1. This is an application on behalf of Chajju and four others, who were convicted in the Court of a Magistrate on charges under Sections 147 and 323 of the Indian Penal Code. Under the former section each of the accused was sentenced to two months' rigorous imprisonment and Under the latter each of them was given one month's rigorous imprisonment; the sentences were to run consecutively.
2. In addition to these punishments the Magistrate ordered each of the accused to be bound over under Section 106 of the Code of Criminal Procedure to keep the peace. In appeal the Sessions Judge set aside the convictions and sentences under Section 147, but maintained the convictions and sentences under Section 323 of the Indian Penal Code. He also maintained the order for security under Section 106.
3. The first point raided here in revision is that there was an order of acquittal which was a bar to the trial by the Magistrate who convicted the accused. In order to understand the nature of this plea, it is necessary to set out certain fasts. The case against the accused was instituted in the Court of a Magistrate, Rai Sahib Ratan Chand. This gentleman look the prosecution evidence and framed a charge against the accused, but before he could take the defence evidence he Was transferred. The case was then made over to his successor, Mr. Chimman Lal. It is apparent from the record that when this latter gentleman took up the case, an application was made to him by the accused under the provision of Section 350, Sub-section 1, proviso (a) of the Code of Criminal Procedure. The accused demanded that the witnesses might be re-summoned and reheard and the Magistrate passed an order directing that this should be done.
4. In spite of this order, however, the Magistrate took up the case and dealt with it on the evidence which was upon the record and which he had not himself heard. He passed what purported to be an order of acquittal and that order of acquittal was subsequently discharged by the District Magistrate in the exercise of his powers of revision. The learned District Magistrate treated the order not as an order of acquittal but as an order of discharge, and he directed a new trial. It has been argued before me that the District Magistrate had no authority to revise what was an order of acquittal, but with this contention I cannot agree. It is clear to me that the order of acquittal passed by Mr. Chimman Lal was an absolutely illegal order. After the accused demanded to have the witnesses re sailed and re-heard, it was the duty of the Magistrate to send for the witnesses and take their statements. He acted, in my opinion, in violation of the clear provision of Section 350 and the order which he calls an order of acquittal was a void order in law. It may not have been an order of discharge, but at any rate it is clear to me that it was an invalid order which the District Magistrate had certainly authority to sat aside. I hold, therefore, that the so called order of acquittal was no bar to the trial in which the accused ware convicted.

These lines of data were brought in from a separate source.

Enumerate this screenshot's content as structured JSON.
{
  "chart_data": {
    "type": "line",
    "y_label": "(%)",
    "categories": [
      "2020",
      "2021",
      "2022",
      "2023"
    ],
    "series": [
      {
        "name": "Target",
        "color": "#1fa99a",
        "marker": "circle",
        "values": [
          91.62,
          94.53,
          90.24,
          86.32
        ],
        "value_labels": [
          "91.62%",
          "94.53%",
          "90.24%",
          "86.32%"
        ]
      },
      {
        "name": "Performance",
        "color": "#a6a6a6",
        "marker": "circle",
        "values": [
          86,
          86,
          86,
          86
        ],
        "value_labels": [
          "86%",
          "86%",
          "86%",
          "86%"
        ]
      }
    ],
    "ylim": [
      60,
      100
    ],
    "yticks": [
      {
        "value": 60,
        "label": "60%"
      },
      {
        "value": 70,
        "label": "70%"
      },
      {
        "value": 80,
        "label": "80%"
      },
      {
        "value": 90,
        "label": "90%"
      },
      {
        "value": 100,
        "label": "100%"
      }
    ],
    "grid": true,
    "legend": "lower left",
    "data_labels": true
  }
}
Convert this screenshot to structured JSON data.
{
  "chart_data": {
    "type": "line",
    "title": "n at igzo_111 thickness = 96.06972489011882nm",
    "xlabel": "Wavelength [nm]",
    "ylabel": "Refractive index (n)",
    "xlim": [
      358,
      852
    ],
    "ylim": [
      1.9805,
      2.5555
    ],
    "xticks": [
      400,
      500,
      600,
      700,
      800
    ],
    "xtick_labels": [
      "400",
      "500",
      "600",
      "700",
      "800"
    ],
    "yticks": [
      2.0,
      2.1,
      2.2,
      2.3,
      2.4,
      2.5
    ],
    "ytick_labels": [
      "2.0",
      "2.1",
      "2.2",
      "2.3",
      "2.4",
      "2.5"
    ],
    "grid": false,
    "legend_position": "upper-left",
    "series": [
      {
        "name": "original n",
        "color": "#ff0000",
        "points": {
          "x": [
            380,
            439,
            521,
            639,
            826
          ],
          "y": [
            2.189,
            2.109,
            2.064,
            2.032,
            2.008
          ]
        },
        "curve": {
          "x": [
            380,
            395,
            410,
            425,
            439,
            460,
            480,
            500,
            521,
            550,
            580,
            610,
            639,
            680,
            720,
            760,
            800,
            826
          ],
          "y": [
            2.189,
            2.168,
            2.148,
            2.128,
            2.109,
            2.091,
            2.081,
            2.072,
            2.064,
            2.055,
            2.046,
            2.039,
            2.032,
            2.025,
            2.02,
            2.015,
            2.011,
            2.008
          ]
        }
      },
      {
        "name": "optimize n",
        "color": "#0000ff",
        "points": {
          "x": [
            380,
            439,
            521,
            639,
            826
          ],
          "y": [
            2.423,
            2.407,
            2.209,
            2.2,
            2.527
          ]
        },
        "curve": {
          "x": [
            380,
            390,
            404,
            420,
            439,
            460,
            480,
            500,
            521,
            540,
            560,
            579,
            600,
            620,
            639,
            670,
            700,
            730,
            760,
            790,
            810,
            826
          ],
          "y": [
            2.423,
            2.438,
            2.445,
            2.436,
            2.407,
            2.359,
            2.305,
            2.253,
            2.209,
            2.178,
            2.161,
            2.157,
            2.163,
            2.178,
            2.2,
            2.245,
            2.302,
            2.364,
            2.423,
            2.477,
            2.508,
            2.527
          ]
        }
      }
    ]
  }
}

5. The next point taken is that inasmuch as the learned Sessions Judge set aside the conviction under Section 147, he ought for that reason to have discharged the order requiting these accused to file security for keeping the peace. This argument is based on the language of Section 106, Criminal Procedure Code, and it has bean submitted that Where there is a conviction under Section 323, the Court has no power under Section 105 to demand security for keeping the peaces. I am unable to accept this argument. I am aware that there is a difference of opinion regarding the interpretation of this section, but to me it seems quite clear than chare is nothing to prevent a Magistrate from taking security from persons who have been convicted under Section 323 to keep the peace under this section. Section 106 begins as follows: 'Whenever any person accused of rioting, assault or other offense involving a breach of the peace,' etc., It is clear from this language that the offenses of rioting and assault are treated as offenses which involve a breach of the peace and the section gives power to a Magistrate to take security from persons who are convicted of' other offenses involving a breach of the peace.' If the offense of assault is treated under this section as being one which involves a breach of the peace, it seems a fortiori that the offense of voluntarily causing hurt must also be deemed to involve a breach of the peace. The common characteristics of these offenses seems to be the use of criminal force or the show of criminal force. The offense of assault is defined in Section 351, and the gist of the offense is that apprehension is caused to any person that criminal force is about to be used. If the offense goes beyond this and if there is an actual application of criminal force so as to amount to the offence of voluntarily causing hurt, then it seems to me that the offense punishable under Section 323 falls within the category of offences involving a breach of the peace. Similarly it is provided by this section that a person who is convicted on a charge under Section 504 of the Indian Penal Code is liable to be bound over; that is the offense of criminal intimidation, in other words, the offense of provoking a person to use criminal force.
6. It has been held by this Court that offences under Sections 323 and 325 are offences involving a breach of the peace and that where persons are convicted under either of these Sections of the Indian Penal Code, they may be bound over to keep the peace under Section 106, Criminal Procedure Code.
7. The only other question is that of sentence. Bearing in mind that the Sessions Judge has set aside the convictions under Section 147 and that the accused have, therefore, only been sentenced each to imprisonment for one month, I see no reason for interference. It is quite obvious that they committed a serious assault on the complainant and his son.
8. The result is that the application for revision is dismissed.
9. The accused who are out on bail must surrender to their bail and serve out the unexpired portion of their sentences.